With Sean O’Sullivan going down to injury and Dustin McGowan not being a major league starting pitcher, the Phillies have made their first reach down for a pitching prospect going with #30 prospect RHP Severino Gonzalez. Gonzalez made a start during spring training, but otherwise he only has three AAA starts under his belt.
How Did We Get Here:
Severino signed out of Panama for $14,000 in April 2011 before spending the next two years in the Venezuelan summer league. Other the two years after signing Severino’s fastball velocity increased about to sit in the high 80s touching the low 90s. He rocketed up through the system in 2013 with a 2.00 ERA across three levels ending in AA on the base of his fastball control. He spent all of 2014 in Reading where the Phillies limited his cutter in order to force the development of his changeup. The numerical results were poor as he continued to throw a lot of strikes, but was unable to miss as many bats as he had in 2013.
What Is He Now:
When he arrives in the majors he will be the 4th youngest player in the National League behind Addison Russell, Oscar Hernandez, and Bryce Harper. Severino will bring a 4-seam fastball at 88-89 touching as high as 91. He will take some off of that for more movement and has a cutter at 85-86. In addition to the fastball varieties he throws a slider, curveball, and changeup. All offerings are fringe average and the curveball can get long and loopy at times. He does have above average control of all of the pitches and will pound them in the zone with enough command to put them where he wants them most of the time. Despite a slight frame Severino has shown the ability to handle a large workload and can hold his arsenal deep into starts. As stated earlier he has plus control and above average command which allows his arsenal to play up above the raw stuff. However, due to the pedestrian nature of individual pitches he can get hit very hard when he misses his spots, as evidenced by his rank at #2 in the Eastern League in HRs allowed. The big concern for me is that Severino lacks a put away pitch. Every year his strikeouts swinging have declined as he has moved up to face better competition. This can lead to long ABs, and he lives around the strike zone enough that the hitter is going to make solid contact eventually.

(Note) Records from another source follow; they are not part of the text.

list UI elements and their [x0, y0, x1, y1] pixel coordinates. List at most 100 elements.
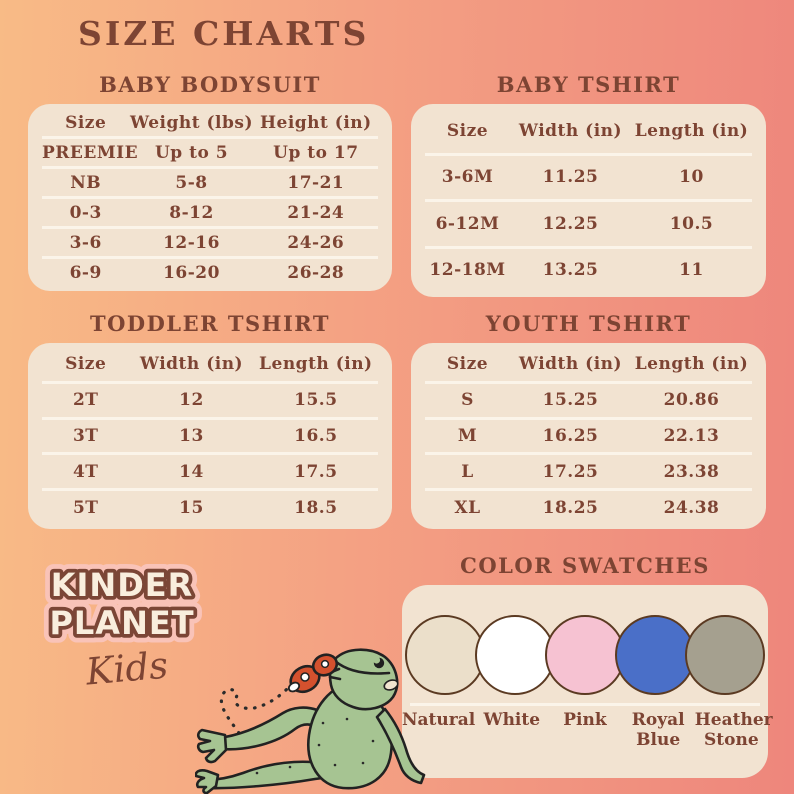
value-cell: 5-8: [175, 172, 208, 193]
toddler-tshirt-section: TODDLER TSHIRT Size Width (in) Length (in)…: [28, 311, 392, 529]
value-cell: 15.25: [542, 390, 599, 411]
column-header: Size: [65, 112, 107, 133]
dotted-flight-trail-icon: [219, 686, 290, 735]
size-cell: L: [461, 461, 474, 482]
column-header: Height (in): [259, 112, 372, 133]
value-cell: 12-16: [163, 232, 220, 253]
value-cell: 11: [679, 260, 704, 281]
size-cell: NB: [70, 172, 102, 193]
table-row: 6-12M 12.25 10.5: [425, 202, 752, 249]
swatch-circle-pink: [545, 615, 625, 695]
value-cell: 22.13: [663, 425, 720, 446]
value-cell: 24.38: [663, 497, 720, 518]
value-cell: 20.86: [663, 390, 720, 411]
youth-tshirt-table: Size Width (in) Length (in) S 15.25 20.86 M 16.…: [411, 343, 766, 529]
table-row: 3-6 12-16 24-26: [42, 229, 378, 259]
table-row: M 16.25 22.13: [425, 420, 752, 456]
table-row: 3-6M 11.25 10: [425, 156, 752, 202]
value-cell: 10.5: [669, 213, 714, 234]
swatch-labels-row: Natural White Pink Royal Blue Heather Stone: [402, 710, 773, 750]
value-cell: 15: [179, 497, 204, 518]
value-cell: Up to 17: [273, 142, 359, 163]
swatch-circles-row: [402, 615, 768, 695]
svg-text:PLANET: PLANET: [49, 604, 194, 642]
frog-butterfly-illustration: [195, 648, 426, 794]
size-cell: 6-12M: [435, 213, 500, 234]
size-cell: 0-3: [69, 202, 102, 223]
table-row: 6-9 16-20 26-28: [42, 259, 378, 286]
youth-tshirt-section: YOUTH TSHIRT Size Width (in) Length (in) S 1…: [411, 311, 766, 529]
baby-bodysuit-title: BABY BODYSUIT: [99, 72, 321, 97]
logo-word-kinder: KINDER: [51, 566, 194, 604]
table-row: 5T 15 18.5: [42, 491, 378, 524]
table-row: PREEMIE Up to 5 Up to 17: [42, 139, 378, 169]
toddler-tshirt-title: TODDLER TSHIRT: [89, 311, 331, 336]
column-header: Length (in): [634, 354, 749, 375]
value-cell: 23.38: [663, 461, 720, 482]
value-cell: 13.25: [542, 260, 599, 281]
value-cell: Up to 5: [154, 142, 229, 163]
swatch-label: Pink: [563, 710, 607, 730]
swatch-label: Heather Stone: [694, 710, 773, 750]
table-row: XL 18.25 24.38: [425, 491, 752, 524]
value-cell: 21-24: [287, 202, 345, 223]
baby-tshirt-table: Size Width (in) Length (in) 3-6M 11.25 10 6-12…: [411, 104, 766, 297]
size-cell: 3-6M: [441, 167, 494, 188]
column-header: Size: [446, 354, 489, 375]
value-cell: 18.25: [542, 497, 599, 518]
table-row: 4T 14 17.5: [42, 455, 378, 492]
table-row: 2T 12 15.5: [42, 384, 378, 420]
swatch-circle-heather-stone: [685, 615, 765, 695]
column-header: Width (in): [518, 354, 623, 375]
table-row: 12-18M 13.25 11: [425, 249, 752, 293]
value-cell: 26-28: [287, 262, 345, 283]
swatch-label: White: [483, 710, 541, 730]
swatch-circle-natural: [405, 615, 485, 695]
column-header: Width (in): [518, 120, 623, 141]
logo-word-glow: KINDER: [51, 566, 194, 604]
size-cell: XL: [454, 497, 481, 518]
value-cell: 18.5: [294, 497, 338, 518]
value-cell: 16.5: [294, 425, 338, 446]
value-cell: 14: [179, 461, 204, 482]
value-cell: 12: [179, 390, 204, 411]
size-cell: S: [461, 390, 474, 411]
baby-tshirt-title: BABY TSHIRT: [496, 72, 681, 97]
value-cell: 8-12: [169, 202, 214, 223]
value-cell: 16.25: [542, 425, 599, 446]
baby-bodysuit-table: Size Weight (lbs) Height (in) PREEMIE Up to …: [28, 104, 392, 291]
value-cell: 24-26: [287, 232, 345, 253]
swatch-circle-white: [475, 615, 555, 695]
table-row: 0-3 8-12 21-24: [42, 199, 378, 229]
table-header-row: Size Weight (lbs) Height (in): [42, 109, 378, 139]
size-cell: 12-18M: [429, 260, 506, 281]
table-row: L 17.25 23.38: [425, 455, 752, 492]
baby-bodysuit-section: BABY BODYSUIT Size Weight (lbs) Height (in…: [28, 72, 392, 291]
kinder-planet-logo: KINDER PLANET KINDER PLANET KINDER PLANE…: [41, 558, 202, 694]
swatch-circle-royal-blue: [615, 615, 695, 695]
table-row: S 15.25 20.86: [425, 384, 752, 420]
value-cell: 17.25: [542, 461, 599, 482]
table-row: NB 5-8 17-21: [42, 169, 378, 199]
swatch-label: Natural: [402, 710, 476, 730]
toddler-tshirt-table: Size Width (in) Length (in) 2T 12 15.5 3T 13 16.…: [28, 343, 392, 529]
logo-word-outline: KINDER: [51, 566, 194, 604]
youth-tshirt-title: YOUTH TSHIRT: [485, 311, 692, 336]
column-header: Width (in): [139, 354, 244, 375]
size-cell: 6-9: [69, 262, 102, 283]
value-cell: 11.25: [542, 167, 599, 188]
value-cell: 16-20: [163, 262, 220, 283]
swatch-divider: [410, 703, 760, 706]
size-cell: 2T: [72, 390, 99, 411]
page-title: SIZE CHARTS: [78, 14, 370, 53]
size-cell: M: [457, 425, 478, 446]
size-cell: 4T: [72, 461, 99, 482]
column-header: Weight (lbs): [130, 112, 254, 133]
column-header: Length (in): [634, 120, 749, 141]
size-cell: 3T: [72, 425, 99, 446]
value-cell: 13: [179, 425, 204, 446]
value-cell: 10: [679, 167, 704, 188]
color-swatches-title: COLOR SWATCHES: [460, 553, 710, 578]
logo-word-planet: PLANET: [49, 604, 194, 642]
value-cell: 17.5: [294, 461, 338, 482]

Right now that means he can go out and start every day and get you 100 pitches worth of innings. He will probably walk less than 2 batters per 9 innings, but I have hard time seeing him struggling to strikeout more than 5 per 9. He may be a bit home run prone, so it will be important for him to keep the ball down. Additionally, up to now Severino has shown pretty stark platoon splits, so it will be up to the changeup to progress to help keep lefties off his fastball.
What Could He Be:
The ceiling for Severino is #4/#5 starter, but that will require the command to be pristine and one of his pitches to take a step forward. Most likely he will either be a long man in the mold of current Phillies RHP Jeanmar Gomez, or an up and down starter who is in AAA until he is out of options, coming up when the major league club needs a starter. He may be able to stick in the rotation for the remainder of the season but he will need to fend off Adam Morgan, Jesse Biddle, Aaron Nola, and Joely Rodriguez all of who have higher ceilings on the major league level. Severino is young enough that he could experience some further growth, but his velocity has platooned the last few seasons and while he is skinny up top, his bottom half is filled out.
What does this mean for others:
Severino is currently not on the 40 man roster so there will need to be a corresponding move. To me the obvious move is either Grady Sizemore or Dustin McGowan, but the Phillies could call up Ethan Martin and put him on the 60 day DL. That would require acknowledging that he will be out for a while and they care more about the roster spot than having him accrue major league service time and receive major league pay. Moves beyond this would be concerning from a roster construction point of view.
He definitely will need to keep his command top-shelf.
Keeping the ball low to righties across the zone is good.
But for lefties, they like to hit that low ball for some inexplicable reason, but low inside is one of their biggest weakness, however if he is low over the plate or on the outside, he could be in trouble against them.
That certainly was an uninspiring debut
That was a pretty accurate write up Matt! Exactly what we saw out of him last night.